By the early 1990s local authorities felt battered by the constant stream of measures enforced by central government. No fewer than 124 Acts of Parliament which affected them had been passed during the 1980s. There was also resentment and a widespread suspicion in many local authorities that they were penalised for not being Conservative-controlled. In 1990 for example, 21 local authorities were capped because they planned to spend on average 12.5 per cent more than the Standard Spending Assessment allowed. Not a single Conservative-controlled council was capped. Conservative Berkshire increased its spending by 20.6 per cent but remained untouched, while Brent, a Labour-controlled London Borough, was capped when its spending rose by only 1.4 per cent.
Yet of all the local authorities it was Westminster which attracted most adverse attention. As one of only two Conservative-controlled councils left in London, it received so many different kinds of grant and relief in 1995-6, that a local authority in the Midlands reckoned that had it enjoyed a similar level of government help it would not have needed to ask anyone to pay the Council Tax and would have been rich enough to meet its budget commitments and also pay Ј1,000 to each household! In 1996 also, as a result of seven years' research into Westminster Council's housing sales, the District Auditor found six senior councillors guilty of gerrymandering.
On coming to power. Labour announced that local authorities should be less constrained by central government and more accountable to local people. Labour proposes abandoning capping, but retaining powers to curb what it calls 'excessive' rises. It will also allow councils to choose whether
or not to put services out to tender. Each council will be required to produce a performance plan. London will again have an elected authority, and an elected mayor. Labour also promised to introduce regional assemblies for England if there is a clear desire and also popular consent.
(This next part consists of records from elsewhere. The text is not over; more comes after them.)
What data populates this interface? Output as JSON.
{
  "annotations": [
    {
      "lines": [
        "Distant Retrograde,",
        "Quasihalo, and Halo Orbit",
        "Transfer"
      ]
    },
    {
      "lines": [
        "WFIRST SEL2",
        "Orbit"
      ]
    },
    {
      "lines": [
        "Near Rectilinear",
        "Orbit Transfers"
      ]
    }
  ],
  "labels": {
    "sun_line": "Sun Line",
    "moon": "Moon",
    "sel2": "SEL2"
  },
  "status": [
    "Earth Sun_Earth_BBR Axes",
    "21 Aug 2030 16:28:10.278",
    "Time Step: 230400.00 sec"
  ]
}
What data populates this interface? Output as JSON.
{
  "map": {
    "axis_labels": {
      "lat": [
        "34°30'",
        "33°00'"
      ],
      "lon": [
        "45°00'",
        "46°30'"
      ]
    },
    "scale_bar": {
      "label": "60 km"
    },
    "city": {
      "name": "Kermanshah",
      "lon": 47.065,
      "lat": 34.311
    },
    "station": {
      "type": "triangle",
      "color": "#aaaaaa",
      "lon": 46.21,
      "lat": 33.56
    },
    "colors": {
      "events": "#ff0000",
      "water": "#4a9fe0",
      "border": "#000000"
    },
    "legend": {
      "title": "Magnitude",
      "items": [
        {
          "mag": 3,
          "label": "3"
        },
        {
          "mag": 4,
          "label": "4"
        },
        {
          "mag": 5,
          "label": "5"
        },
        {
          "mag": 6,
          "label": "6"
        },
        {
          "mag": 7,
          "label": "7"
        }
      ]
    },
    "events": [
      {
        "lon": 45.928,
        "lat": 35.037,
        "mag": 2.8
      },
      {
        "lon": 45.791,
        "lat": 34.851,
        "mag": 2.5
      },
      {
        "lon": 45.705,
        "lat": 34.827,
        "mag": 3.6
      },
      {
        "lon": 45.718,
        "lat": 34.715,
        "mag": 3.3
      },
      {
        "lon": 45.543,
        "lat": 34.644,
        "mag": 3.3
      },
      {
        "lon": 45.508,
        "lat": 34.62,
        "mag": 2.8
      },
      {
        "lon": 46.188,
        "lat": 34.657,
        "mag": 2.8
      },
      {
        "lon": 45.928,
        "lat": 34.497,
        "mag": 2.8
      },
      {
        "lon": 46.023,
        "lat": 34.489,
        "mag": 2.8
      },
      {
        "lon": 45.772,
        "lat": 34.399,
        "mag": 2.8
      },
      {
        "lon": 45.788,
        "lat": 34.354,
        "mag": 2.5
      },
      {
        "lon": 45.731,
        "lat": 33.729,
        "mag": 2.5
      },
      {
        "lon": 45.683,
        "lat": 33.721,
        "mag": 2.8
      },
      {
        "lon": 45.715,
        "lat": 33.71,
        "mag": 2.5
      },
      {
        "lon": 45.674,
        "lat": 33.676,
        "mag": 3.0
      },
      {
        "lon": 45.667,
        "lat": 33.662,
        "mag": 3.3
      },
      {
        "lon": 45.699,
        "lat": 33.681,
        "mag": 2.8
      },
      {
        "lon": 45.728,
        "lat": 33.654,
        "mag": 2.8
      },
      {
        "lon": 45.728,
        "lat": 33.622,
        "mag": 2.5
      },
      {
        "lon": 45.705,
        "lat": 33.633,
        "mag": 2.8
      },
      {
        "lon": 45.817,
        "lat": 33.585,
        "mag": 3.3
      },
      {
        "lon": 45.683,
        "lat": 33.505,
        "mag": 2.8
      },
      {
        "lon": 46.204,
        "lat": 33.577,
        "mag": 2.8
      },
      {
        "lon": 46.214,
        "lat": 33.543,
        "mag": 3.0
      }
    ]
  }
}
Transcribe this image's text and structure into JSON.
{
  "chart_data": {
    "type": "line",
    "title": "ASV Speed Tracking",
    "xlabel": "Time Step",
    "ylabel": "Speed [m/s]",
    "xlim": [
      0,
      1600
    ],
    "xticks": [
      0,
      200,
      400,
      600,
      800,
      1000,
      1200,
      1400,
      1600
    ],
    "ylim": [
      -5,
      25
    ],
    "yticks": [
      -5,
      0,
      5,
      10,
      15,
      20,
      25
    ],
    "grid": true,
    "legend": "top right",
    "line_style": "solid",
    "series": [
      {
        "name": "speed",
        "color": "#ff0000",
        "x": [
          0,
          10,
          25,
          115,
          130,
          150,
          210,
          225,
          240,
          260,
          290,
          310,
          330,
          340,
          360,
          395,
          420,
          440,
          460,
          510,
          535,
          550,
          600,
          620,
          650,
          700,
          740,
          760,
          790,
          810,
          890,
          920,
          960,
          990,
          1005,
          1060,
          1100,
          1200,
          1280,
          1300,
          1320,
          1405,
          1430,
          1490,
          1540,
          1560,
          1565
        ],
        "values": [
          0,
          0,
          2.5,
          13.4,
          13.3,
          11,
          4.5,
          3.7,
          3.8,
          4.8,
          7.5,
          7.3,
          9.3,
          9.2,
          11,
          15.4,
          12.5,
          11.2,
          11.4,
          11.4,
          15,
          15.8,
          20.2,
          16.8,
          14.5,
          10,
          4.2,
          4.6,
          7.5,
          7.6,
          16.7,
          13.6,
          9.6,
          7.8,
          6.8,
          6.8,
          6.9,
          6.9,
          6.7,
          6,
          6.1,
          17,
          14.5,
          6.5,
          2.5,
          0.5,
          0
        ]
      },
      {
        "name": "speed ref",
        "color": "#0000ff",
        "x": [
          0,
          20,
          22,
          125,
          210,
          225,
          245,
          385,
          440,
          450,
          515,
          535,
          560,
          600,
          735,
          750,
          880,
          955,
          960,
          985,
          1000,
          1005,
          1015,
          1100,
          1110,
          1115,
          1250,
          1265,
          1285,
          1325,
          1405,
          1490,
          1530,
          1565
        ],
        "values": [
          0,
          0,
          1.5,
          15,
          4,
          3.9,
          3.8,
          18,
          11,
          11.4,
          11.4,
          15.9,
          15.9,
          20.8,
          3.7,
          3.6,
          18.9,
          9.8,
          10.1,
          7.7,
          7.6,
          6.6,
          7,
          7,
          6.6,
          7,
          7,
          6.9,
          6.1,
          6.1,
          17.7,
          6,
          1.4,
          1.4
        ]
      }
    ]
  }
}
There is, however, no guarantee that Labour councils will not display corrupt practices as Conservative ones have done. Corruption flourishes where one party enjoys absolute control. One or two Labour councils in the Glasgow area have a reputation for corruption. Rooting out corrupt practices remains a constant task. Nor is there any guarantee that the Labour government will not be tempted to limit real local democracy if it finds local authorities unwilling to comply with its policies. It was possibly with these issues in mind that Tony Blair promised a tough code and independent investigations into alleged corruption, and promised to revitalise local elections, arrange the direct election of mayors and overhaul local government committee structures. With a Labour administration in control of the state, the public will punish it when it is unpopular by voting Conservative councillors back into the town hall.